Sanremo 2018

come previsto 1 mese fa da Red Ronnie ha vinto fabrizio moro e il suo amico. la tradizione della gara finta è stata mantenuta. non c’è nulla di male, in un paese dove il governo non è deciso da chi vota alle elezioni. caratteristica del sanremo 2018 è stata l’invasione di baglioni. indubbiamente un uomo che ha nel portfolio una marea di brani conosciuti. e poi la qualità dei brani in gara che raramente è stata così bassa. gli elio che dopo essere diventati nazionalpopolari si sono appropriati di sanscemo. e, per tornare ad una metafora politica, il governo è tanto forte quanto è forte l’opposizione. e l’opposizione non c’è. il loro arrivederci è penoso. noemi è noiosa. e io ho pena nei confronti dei giornalisti che devono apprezzare questi piccoli personaggi. l’unica cosa giusta l’ha detta giulia blasi.

interessante l’articolo del Sole 24 Ore dove sono elencati i presunti “conflitti d’interesse” del direttore artistico, ex autore di canzoni, baglioni. tra questi le royalties per la sigla d’apertura, i duetti e la presenza massiccia di artisti sony e del manager di baglions.

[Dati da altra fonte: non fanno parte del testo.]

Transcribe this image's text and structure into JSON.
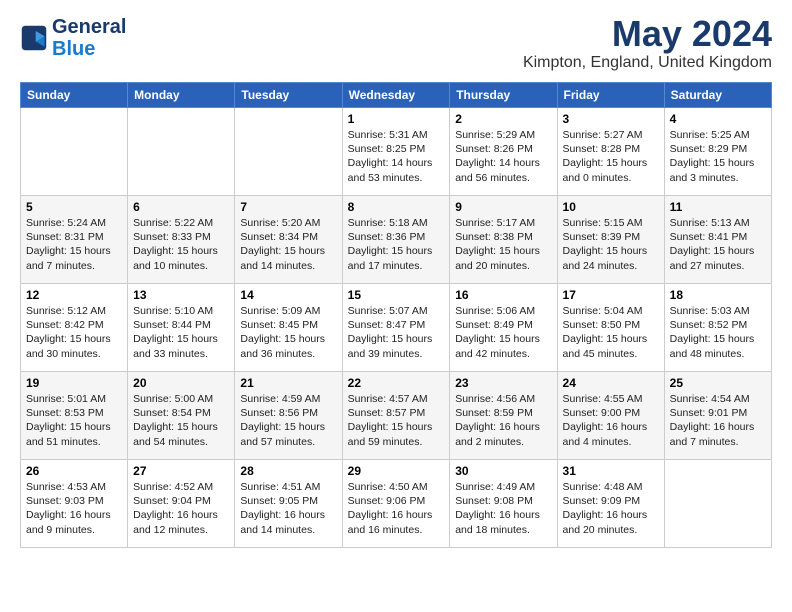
{
  "header": {
    "logo_line1": "General",
    "logo_line2": "Blue",
    "month_year": "May 2024",
    "location": "Kimpton, England, United Kingdom"
  },
  "days_of_week": [
    "Sunday",
    "Monday",
    "Tuesday",
    "Wednesday",
    "Thursday",
    "Friday",
    "Saturday"
  ],
  "weeks": [
    [
      {
        "day": "",
        "info": ""
      },
      {
        "day": "",
        "info": ""
      },
      {
        "day": "",
        "info": ""
      },
      {
        "day": "1",
        "info": "Sunrise: 5:31 AM\nSunset: 8:25 PM\nDaylight: 14 hours and 53 minutes."
      },
      {
        "day": "2",
        "info": "Sunrise: 5:29 AM\nSunset: 8:26 PM\nDaylight: 14 hours and 56 minutes."
      },
      {
        "day": "3",
        "info": "Sunrise: 5:27 AM\nSunset: 8:28 PM\nDaylight: 15 hours and 0 minutes."
      },
      {
        "day": "4",
        "info": "Sunrise: 5:25 AM\nSunset: 8:29 PM\nDaylight: 15 hours and 3 minutes."
      }
    ],
    [
      {
        "day": "5",
        "info": "Sunrise: 5:24 AM\nSunset: 8:31 PM\nDaylight: 15 hours and 7 minutes."
      },
      {
        "day": "6",
        "info": "Sunrise: 5:22 AM\nSunset: 8:33 PM\nDaylight: 15 hours and 10 minutes."
      },
      {
        "day": "7",
        "info": "Sunrise: 5:20 AM\nSunset: 8:34 PM\nDaylight: 15 hours and 14 minutes."
      },
      {
        "day": "8",
        "info": "Sunrise: 5:18 AM\nSunset: 8:36 PM\nDaylight: 15 hours and 17 minutes."
      },
      {
        "day": "9",
        "info": "Sunrise: 5:17 AM\nSunset: 8:38 PM\nDaylight: 15 hours and 20 minutes."
      },
      {
        "day": "10",
        "info": "Sunrise: 5:15 AM\nSunset: 8:39 PM\nDaylight: 15 hours and 24 minutes."
      },
      {
        "day": "11",
        "info": "Sunrise: 5:13 AM\nSunset: 8:41 PM\nDaylight: 15 hours and 27 minutes."
      }
    ],
    [
      {
        "day": "12",
        "info": "Sunrise: 5:12 AM\nSunset: 8:42 PM\nDaylight: 15 hours and 30 minutes."
      },
      {
        "day": "13",
        "info": "Sunrise: 5:10 AM\nSunset: 8:44 PM\nDaylight: 15 hours and 33 minutes."
      },
      {
        "day": "14",
        "info": "Sunrise: 5:09 AM\nSunset: 8:45 PM\nDaylight: 15 hours and 36 minutes."
      },
      {
        "day": "15",
        "info": "Sunrise: 5:07 AM\nSunset: 8:47 PM\nDaylight: 15 hours and 39 minutes."
      },
      {
        "day": "16",
        "info": "Sunrise: 5:06 AM\nSunset: 8:49 PM\nDaylight: 15 hours and 42 minutes."
      },
      {
        "day": "17",
        "info": "Sunrise: 5:04 AM\nSunset: 8:50 PM\nDaylight: 15 hours and 45 minutes."
      },
      {
        "day": "18",
        "info": "Sunrise: 5:03 AM\nSunset: 8:52 PM\nDaylight: 15 hours and 48 minutes."
      }
    ],
    [
      {
        "day": "19",
        "info": "Sunrise: 5:01 AM\nSunset: 8:53 PM\nDaylight: 15 hours and 51 minutes."
      },
      {
        "day": "20",
        "info": "Sunrise: 5:00 AM\nSunset: 8:54 PM\nDaylight: 15 hours and 54 minutes."
      },
      {
        "day": "21",
        "info": "Sunrise: 4:59 AM\nSunset: 8:56 PM\nDaylight: 15 hours and 57 minutes."
      },
      {
        "day": "22",
        "info": "Sunrise: 4:57 AM\nSunset: 8:57 PM\nDaylight: 15 hours and 59 minutes."
      },
      {
        "day": "23",
        "info": "Sunrise: 4:56 AM\nSunset: 8:59 PM\nDaylight: 16 hours and 2 minutes."
      },
      {
        "day": "24",
        "info": "Sunrise: 4:55 AM\nSunset: 9:00 PM\nDaylight: 16 hours and 4 minutes."
      },
      {
        "day": "25",
        "info": "Sunrise: 4:54 AM\nSunset: 9:01 PM\nDaylight: 16 hours and 7 minutes."
      }
    ],
    [
      {
        "day": "26",
        "info": "Sunrise: 4:53 AM\nSunset: 9:03 PM\nDaylight: 16 hours and 9 minutes."
      },
      {
        "day": "27",
        "info": "Sunrise: 4:52 AM\nSunset: 9:04 PM\nDaylight: 16 hours and 12 minutes."
      },
      {
        "day": "28",
        "info": "Sunrise: 4:51 AM\nSunset: 9:05 PM\nDaylight: 16 hours and 14 minutes."
      },
      {
        "day": "29",
        "info": "Sunrise: 4:50 AM\nSunset: 9:06 PM\nDaylight: 16 hours and 16 minutes."
      },
      {
        "day": "30",
        "info": "Sunrise: 4:49 AM\nSunset: 9:08 PM\nDaylight: 16 hours and 18 minutes."
      },
      {
        "day": "31",
        "info": "Sunrise: 4:48 AM\nSunset: 9:09 PM\nDaylight: 16 hours and 20 minutes."
      },
      {
        "day": "",
        "info": ""
      }
    ]
  ]
}
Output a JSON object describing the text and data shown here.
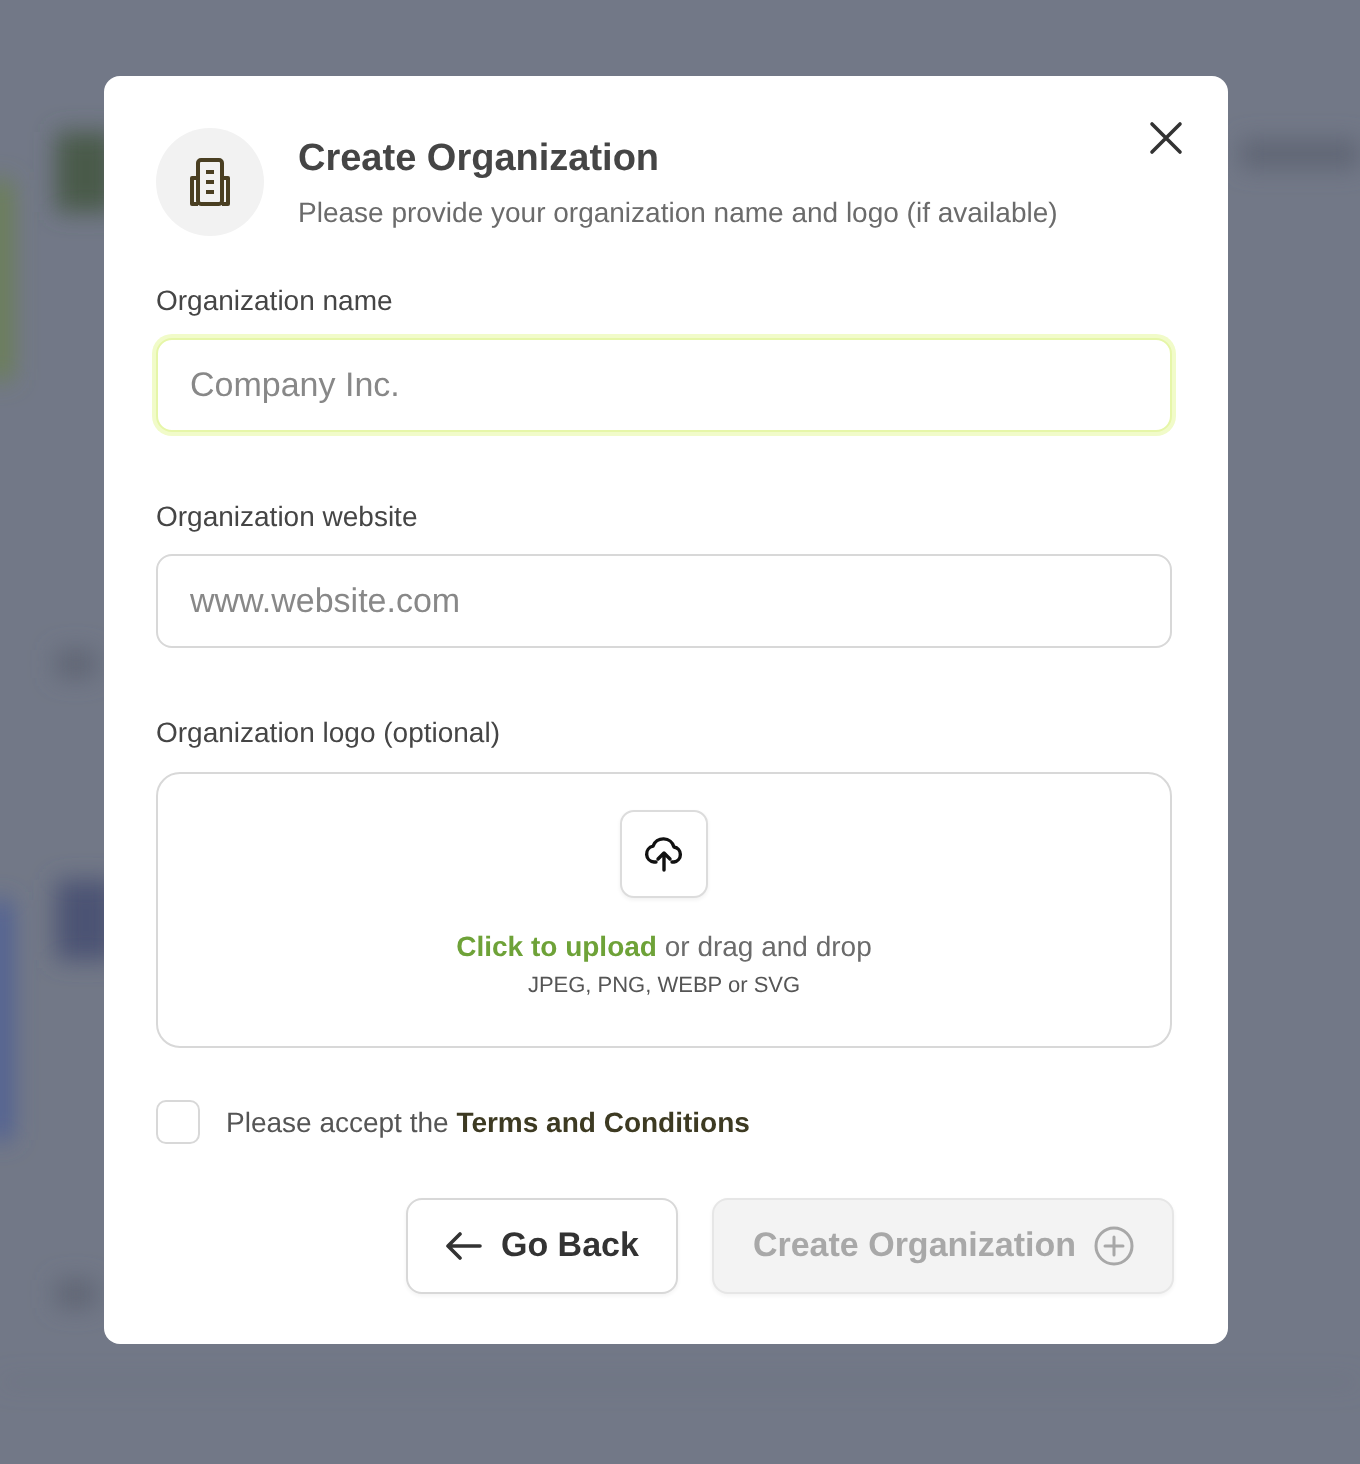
{
  "dialog": {
    "title": "Create Organization",
    "subtitle": "Please provide your organization name and logo (if available)",
    "fields": [
      {
        "label": "Organization name",
        "placeholder": "Company Inc.",
        "focused": true
      },
      {
        "label": "Organization website",
        "placeholder": "www.website.com",
        "focused": false
      }
    ],
    "upload": {
      "label": "Organization logo (optional)",
      "link": "Click to upload",
      "text": "or drag and drop",
      "formats": "JPEG, PNG, WEBP or SVG"
    },
    "consent": {
      "text": "Please accept the",
      "link": "Terms and Conditions",
      "checked": false
    },
    "buttons": [
      {
        "kind": "back",
        "label": "Go Back",
        "disabled": false
      },
      {
        "kind": "create",
        "label": "Create Organization",
        "disabled": true
      }
    ]
  }
}
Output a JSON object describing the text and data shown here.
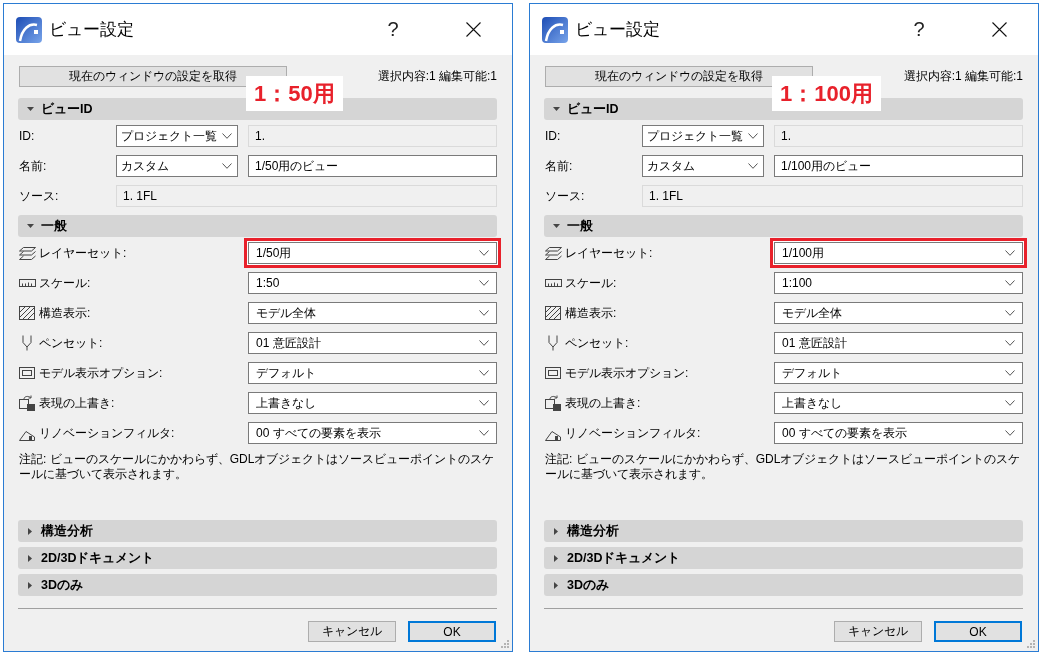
{
  "dialogs": [
    {
      "title": "ビュー設定",
      "help_button": "?",
      "get_settings_button": "現在のウィンドウの設定を取得",
      "selection_info": "選択内容:1 編集可能:1",
      "annotation": "1：50用",
      "sections": [
        {
          "title": "ビューID",
          "expanded": true,
          "rows": [
            {
              "kind": "pair",
              "label": "ID:",
              "dropdown": "プロジェクト一覧",
              "field": {
                "value": "1.",
                "disabled": true
              }
            },
            {
              "kind": "pair",
              "label": "名前:",
              "dropdown": "カスタム",
              "field": {
                "value": "1/50用のビュー",
                "disabled": false
              }
            },
            {
              "kind": "field",
              "label": "ソース:",
              "field": {
                "value": "1. 1FL",
                "disabled": true
              }
            }
          ]
        },
        {
          "title": "一般",
          "expanded": true,
          "rows": [
            {
              "kind": "select",
              "label": "レイヤーセット:",
              "value": "1/50用",
              "highlighted": true
            },
            {
              "kind": "select",
              "label": "スケール:",
              "value": "1:50",
              "highlighted": false
            },
            {
              "kind": "select",
              "label": "構造表示:",
              "value": "モデル全体",
              "highlighted": false
            },
            {
              "kind": "select",
              "label": "ペンセット:",
              "value": "01 意匠設計",
              "highlighted": false
            },
            {
              "kind": "select",
              "label": "モデル表示オプション:",
              "value": "デフォルト",
              "highlighted": false
            },
            {
              "kind": "select",
              "label": "表現の上書き:",
              "value": "上書きなし",
              "highlighted": false
            },
            {
              "kind": "select",
              "label": "リノベーションフィルタ:",
              "value": "00 すべての要素を表示",
              "highlighted": false
            }
          ],
          "note": "注記: ビューのスケールにかかわらず、GDLオブジェクトはソースビューポイントのスケールに基づいて表示されます。"
        },
        {
          "title": "構造分析",
          "expanded": false
        },
        {
          "title": "2D/3Dドキュメント",
          "expanded": false
        },
        {
          "title": "3Dのみ",
          "expanded": false
        }
      ],
      "buttons": [
        {
          "label": "キャンセル",
          "default": false
        },
        {
          "label": "OK",
          "default": true
        }
      ]
    },
    {
      "title": "ビュー設定",
      "help_button": "?",
      "get_settings_button": "現在のウィンドウの設定を取得",
      "selection_info": "選択内容:1 編集可能:1",
      "annotation": "1：100用",
      "sections": [
        {
          "title": "ビューID",
          "expanded": true,
          "rows": [
            {
              "kind": "pair",
              "label": "ID:",
              "dropdown": "プロジェクト一覧",
              "field": {
                "value": "1.",
                "disabled": true
              }
            },
            {
              "kind": "pair",
              "label": "名前:",
              "dropdown": "カスタム",
              "field": {
                "value": "1/100用のビュー",
                "disabled": false
              }
            },
            {
              "kind": "field",
              "label": "ソース:",
              "field": {
                "value": "1. 1FL",
                "disabled": true
              }
            }
          ]
        },
        {
          "title": "一般",
          "expanded": true,
          "rows": [
            {
              "kind": "select",
              "label": "レイヤーセット:",
              "value": "1/100用",
              "highlighted": true
            },
            {
              "kind": "select",
              "label": "スケール:",
              "value": "1:100",
              "highlighted": false
            },
            {
              "kind": "select",
              "label": "構造表示:",
              "value": "モデル全体",
              "highlighted": false
            },
            {
              "kind": "select",
              "label": "ペンセット:",
              "value": "01 意匠設計",
              "highlighted": false
            },
            {
              "kind": "select",
              "label": "モデル表示オプション:",
              "value": "デフォルト",
              "highlighted": false
            },
            {
              "kind": "select",
              "label": "表現の上書き:",
              "value": "上書きなし",
              "highlighted": false
            },
            {
              "kind": "select",
              "label": "リノベーションフィルタ:",
              "value": "00 すべての要素を表示",
              "highlighted": false
            }
          ],
          "note": "注記: ビューのスケールにかかわらず、GDLオブジェクトはソースビューポイントのスケールに基づいて表示されます。"
        },
        {
          "title": "構造分析",
          "expanded": false
        },
        {
          "title": "2D/3Dドキュメント",
          "expanded": false
        },
        {
          "title": "3Dのみ",
          "expanded": false
        }
      ],
      "buttons": [
        {
          "label": "キャンセル",
          "default": false
        },
        {
          "label": "OK",
          "default": true
        }
      ]
    }
  ]
}
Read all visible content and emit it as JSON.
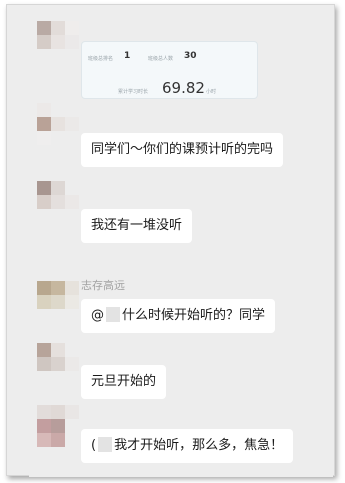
{
  "stats_card": {
    "rank_label": "班级总排名",
    "rank_value": "1",
    "class_size_label": "班级总人数",
    "class_size_value": "30",
    "study_time_label": "累计学习时长",
    "study_time_value": "69.82",
    "study_time_unit": "小时"
  },
  "messages": [
    {
      "text": "同学们～你们的课预计听的完吗"
    },
    {
      "text": "我还有一堆没听"
    },
    {
      "sender": "志存高远",
      "prefix": "@",
      "text": "什么时候开始听的？同学"
    },
    {
      "text": "元旦开始的"
    },
    {
      "prefix": "(",
      "text": "我才开始听，那么多，焦急！"
    }
  ],
  "colors": {
    "background": "#ededed",
    "bubble": "#ffffff",
    "text": "#1a1a1a",
    "name": "#a3a3a3"
  }
}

per chiuduere, un mio piccolo appunto.

c’era una volta una vita spericolata

avvicinandoci all’appuntamento popolare, nazionale e annuale che è il festival di sanremo, mi vengono in mente un po’ di considerazioni. la prima riguarda il ritorno dei bluvertigo. e con loro, il ritorno di Morgan. il monzese cercherà di non bruciare anche questa volta le sue e deii bluvertigo chance di portarsi a casa la vittoria con qualche cazzo di intervista. per andare sul sicuro, in un intervista dice che è tornato a confessarsi. parlando di Castoldi e delle sue sane pazzie, ho fatto una riflessione legata agli eccessi artistici, che hanno sempre fatto parte di una carriera ben fatta. il largamente (esageratamente) osannato david bowie, ha ampiamente utilizzato l’omosessualità (wikipedia parla di presunta), e poi si è spinto fino a osannare hitler. e, nell’ultimo caso, si è scusato dando la colpa alla dipendenza dalla cocaina, così dice wikipedia. oggi, dove sono finiti questi pazzi usurpatori della pubblica opinione? l’ultimo rimasto era Castoldi, ma oramai va da vespa. dovremmo forse puntare sui rapper? sui cugini di maria o quelli con l’Y-Factor? non credo. tutti bravi ragazzi, che vanno a sanremo a parlare di amore, e cuore, e amore, e cuore. l’ultimo che ci è venuto in mente è vasco con vita spericolata.